3. Parameter Update (Fine-Tuning from User Feedback)

  • How It Starts: Users label outputs as good or bad, creating a feedback dataset.
  • What Flows: Backpropagation adjusts model weights during a fine-tuning step.
  • Effect: Model improves on specific tasks or domains but may also overfit if feedback is narrow.

 

4. Resource Management (Scaling Across Servers)

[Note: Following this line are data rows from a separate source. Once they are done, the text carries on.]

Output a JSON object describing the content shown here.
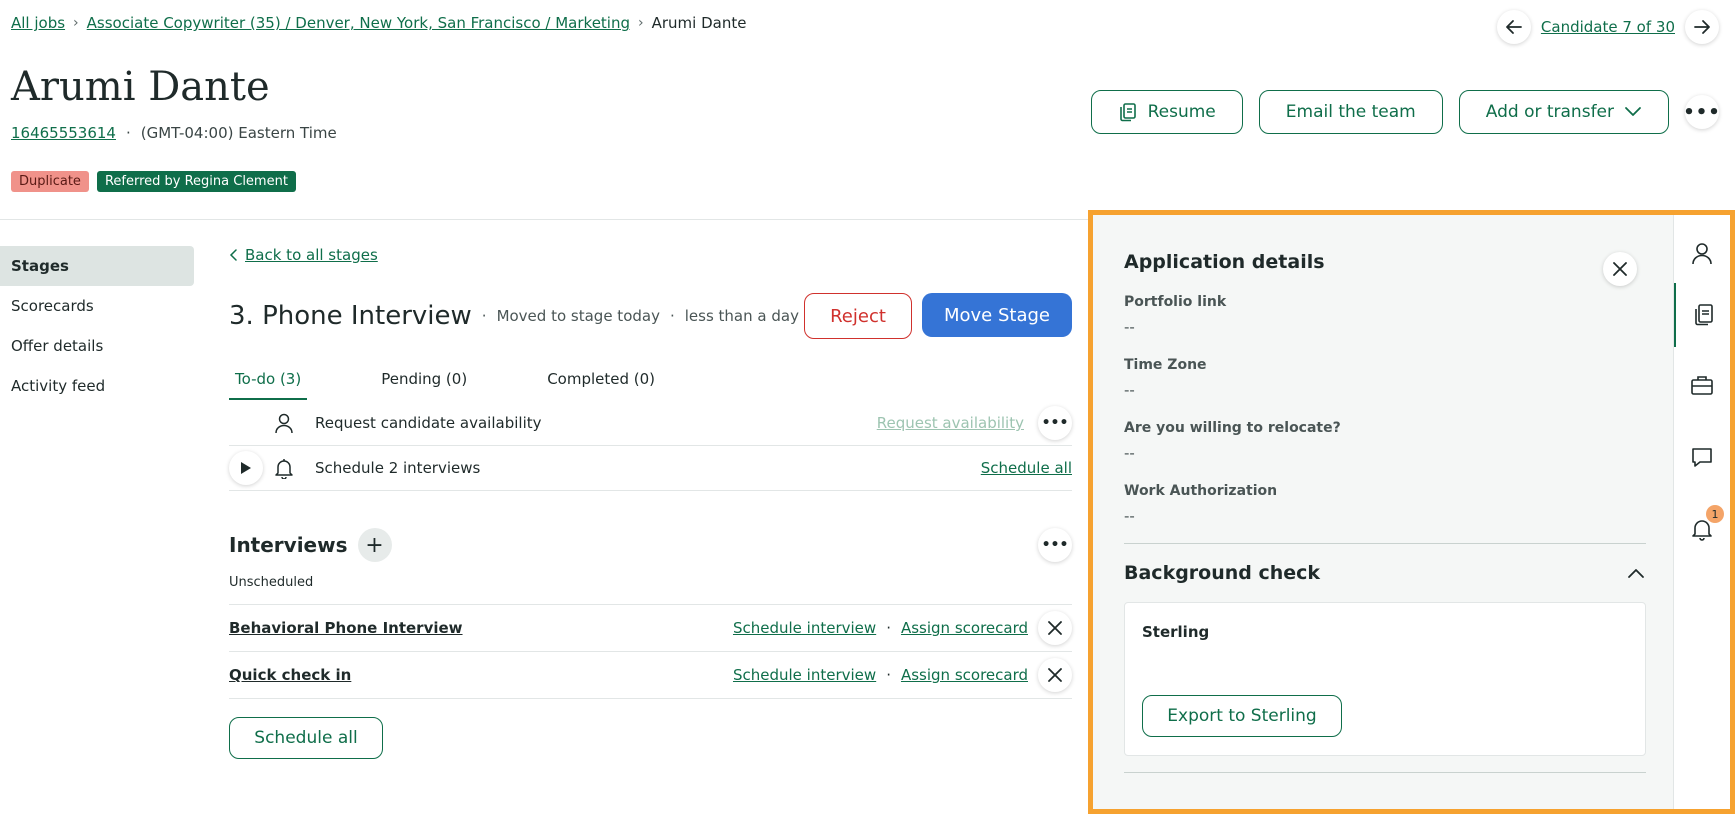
{
  "breadcrumb": {
    "all_jobs": "All jobs",
    "job": "Associate Copywriter (35) / Denver, New York, San Francisco / Marketing",
    "current": "Arumi Dante"
  },
  "candidate_nav": {
    "label": "Candidate 7 of 30"
  },
  "candidate": {
    "name": "Arumi Dante",
    "phone": "16465553614",
    "timezone": "(GMT-04:00) Eastern Time",
    "tags": {
      "duplicate": "Duplicate",
      "referred": "Referred by Regina Clement"
    }
  },
  "header_actions": {
    "resume": "Resume",
    "email_team": "Email the team",
    "add_transfer": "Add or transfer"
  },
  "left_nav": {
    "items": [
      "Stages",
      "Scorecards",
      "Offer details",
      "Activity feed"
    ]
  },
  "stage": {
    "back_link": "Back to all stages",
    "title": "3. Phone Interview",
    "moved": "Moved to stage today",
    "duration": "less than a day",
    "reject": "Reject",
    "move": "Move Stage",
    "tabs": [
      "To-do (3)",
      "Pending (0)",
      "Completed (0)"
    ],
    "todos": [
      {
        "text": "Request candidate availability",
        "action": "Request availability"
      },
      {
        "text": "Schedule 2 interviews",
        "action": "Schedule all"
      }
    ]
  },
  "interviews": {
    "title": "Interviews",
    "unscheduled_label": "Unscheduled",
    "items": [
      {
        "name": "Behavioral Phone Interview",
        "schedule": "Schedule interview",
        "assign": "Assign scorecard"
      },
      {
        "name": "Quick check in",
        "schedule": "Schedule interview",
        "assign": "Assign scorecard"
      }
    ],
    "schedule_all": "Schedule all"
  },
  "panel": {
    "title": "Application details",
    "fields": [
      {
        "label": "Portfolio link",
        "value": "--"
      },
      {
        "label": "Time Zone",
        "value": "--"
      },
      {
        "label": "Are you willing to relocate?",
        "value": "--"
      },
      {
        "label": "Work Authorization",
        "value": "--"
      }
    ],
    "background_check": {
      "title": "Background check",
      "vendor": "Sterling",
      "export": "Export to Sterling"
    },
    "rail": {
      "notification_count": "1"
    }
  },
  "colors": {
    "brand_green": "#0f6e4a",
    "reject_red": "#d0312d",
    "primary_blue": "#3574d6",
    "highlight_orange": "#f6a230",
    "tag_duplicate": "#f0928a"
  }
}
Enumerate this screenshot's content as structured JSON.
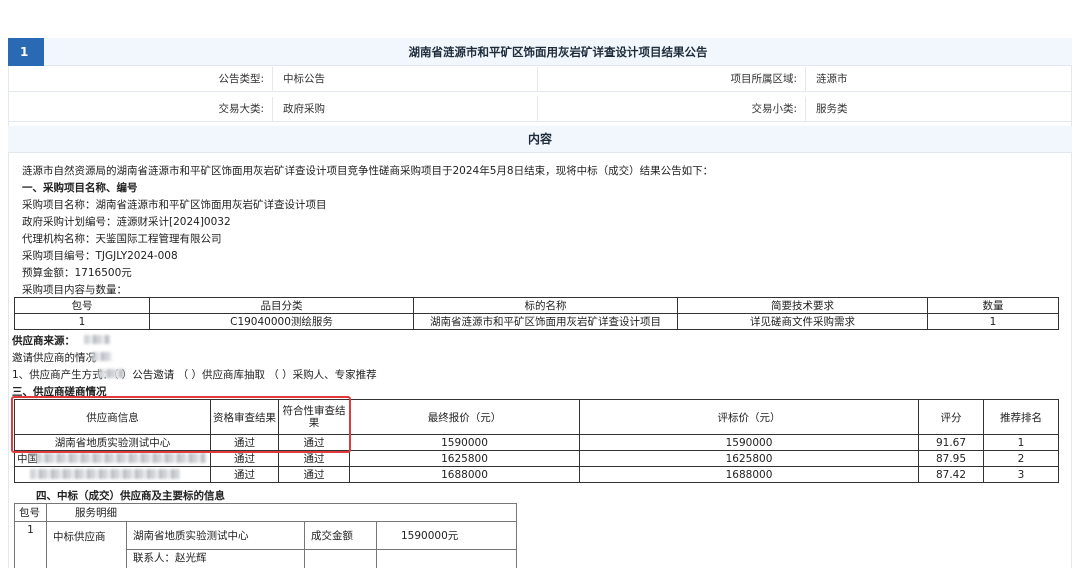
{
  "header": {
    "index": "1",
    "title": "湖南省涟源市和平矿区饰面用灰岩矿详查设计项目结果公告"
  },
  "meta": {
    "announce_type_label": "公告类型:",
    "announce_type_value": "中标公告",
    "region_label": "项目所属区域:",
    "region_value": "涟源市",
    "category_label": "交易大类:",
    "category_value": "政府采购",
    "subcategory_label": "交易小类:",
    "subcategory_value": "服务类"
  },
  "content": {
    "heading": "内容",
    "intro": "涟源市自然资源局的湖南省涟源市和平矿区饰面用灰岩矿详查设计项目竞争性磋商采购项目于2024年5月8日结束，现将中标（成交）结果公告如下：",
    "section1_title": "一、采购项目名称、编号",
    "project_name": "采购项目名称：湖南省涟源市和平矿区饰面用灰岩矿详查设计项目",
    "plan_no": "政府采购计划编号：涟源财采计[2024]0032",
    "agency": "代理机构名称：天鉴国际工程管理有限公司",
    "project_no": "采购项目编号：TJGJLY2024-008",
    "budget": "预算金额：1716500元",
    "items_label": "采购项目内容与数量："
  },
  "items_table": {
    "headers": [
      "包号",
      "品目分类",
      "标的名称",
      "简要技术要求",
      "数量"
    ],
    "rows": [
      [
        "1",
        "C19040000测绘服务",
        "湖南省涟源市和平矿区饰面用灰岩矿详查设计项目",
        "详见磋商文件采购需求",
        "1"
      ]
    ]
  },
  "source": {
    "title": "供应商来源：",
    "invite": "邀请供应商的情况",
    "method": "1、供应商产生方式：（ ）公告邀请 （ ）供应商库抽取 （ ）采购人、专家推荐"
  },
  "section3_title": "三、供应商磋商情况",
  "eval_table": {
    "headers": [
      "供应商信息",
      "资格审查结果",
      "符合性审查结果",
      "最终报价（元）",
      "评标价（元）",
      "评分",
      "推荐排名"
    ],
    "rows": [
      [
        "湖南省地质实验测试中心",
        "通过",
        "通过",
        "1590000",
        "1590000",
        "91.67",
        "1"
      ],
      [
        "中国",
        "通过",
        "通过",
        "1625800",
        "1625800",
        "87.95",
        "2"
      ],
      [
        "",
        "通过",
        "通过",
        "1688000",
        "1688000",
        "87.42",
        "3"
      ]
    ]
  },
  "section4_title": "四、中标（成交）供应商及主要标的信息",
  "award": {
    "col_pkg": "包号",
    "col_detail": "服务明细",
    "pkg_no": "1",
    "winner_label": "中标供应商",
    "winner_name": "湖南省地质实验测试中心",
    "amount_label": "成交金额",
    "amount_value": "1590000元",
    "contact": "联系人：赵光辉"
  },
  "colors": {
    "badge": "#2a6ab4",
    "header_bg": "#f1f7fc",
    "highlight_box": "#e03a3a"
  }
}
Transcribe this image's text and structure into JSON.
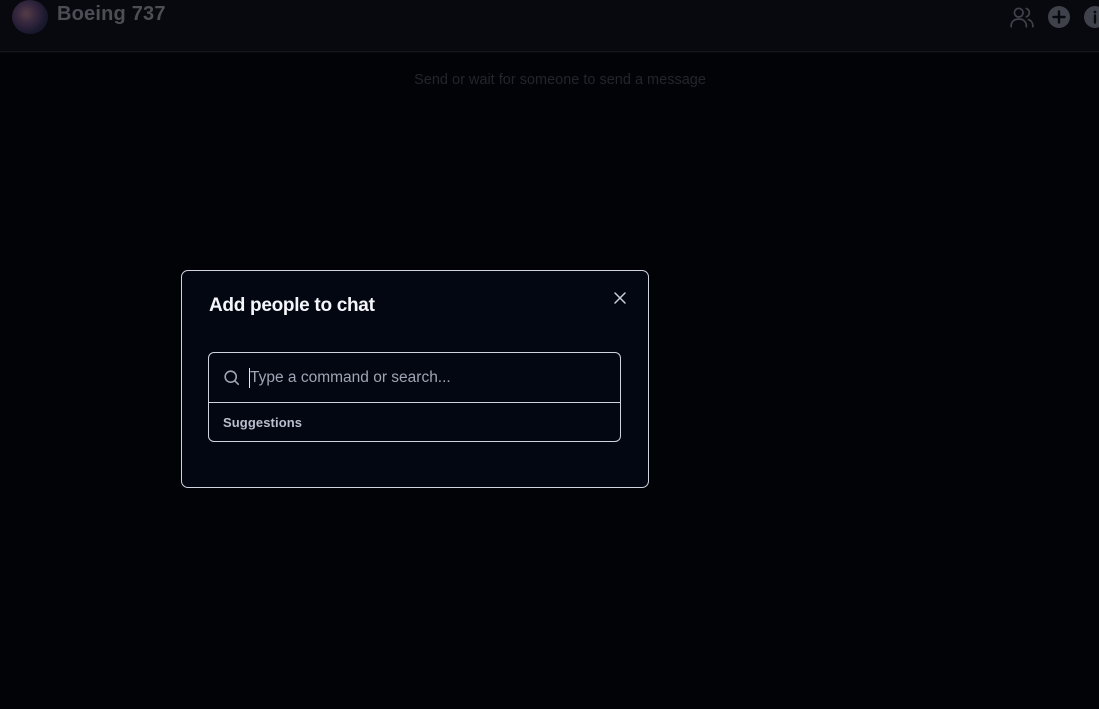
{
  "header": {
    "chat_title": "Boeing 737",
    "icons": [
      "users-icon",
      "plus-circle-icon",
      "info-icon"
    ]
  },
  "main": {
    "empty_message": "Send or wait for someone to send a message"
  },
  "dialog": {
    "title": "Add people to chat",
    "search": {
      "placeholder": "Type a command or search...",
      "value": ""
    },
    "group_heading": "Suggestions"
  },
  "colors": {
    "background": "#08090e",
    "dialog_bg": "#030712",
    "border": "#cfd3de",
    "title_text": "#f4f6fb",
    "placeholder_text": "#9fa5b4"
  }
}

  • How It Starts: Multiple GPUs or TPUs share the workload for large inference requests.
  • What Flows: Data parallelism—each server processes a slice of data or a portion of the token sequence.
  • Effect: Reduces response time for multi-user scenarios; balancing loads prevents bottlenecks.

Other interesting notes

  • An LLM’s boundary is functionally shaped by it’s ability to predict what a user is looking for — trained not to understand, but instead use statistics and probability to provide the best likely answer for a given user. It lives on the edge of probability, not truth, and its fluency is a mirror without memory.
  • Its paradox is that it speaks convincingly, but knows nothing — its power comes from pattern density, not perspective. Yet it reshapes how we write, think, and ask, even as it lacks any anchor in being. It mimics life without needing to be alive — reflecting our data back at us, sometimes in distorted form. It has no will, but it can persuade. No belief, yet it can generate conviction.
  • LLMs remind us that boundaries don’t always contain content — sometimes they just route energy. And sometimes, the most convincing performance of knowledge is a function of scale, not insight.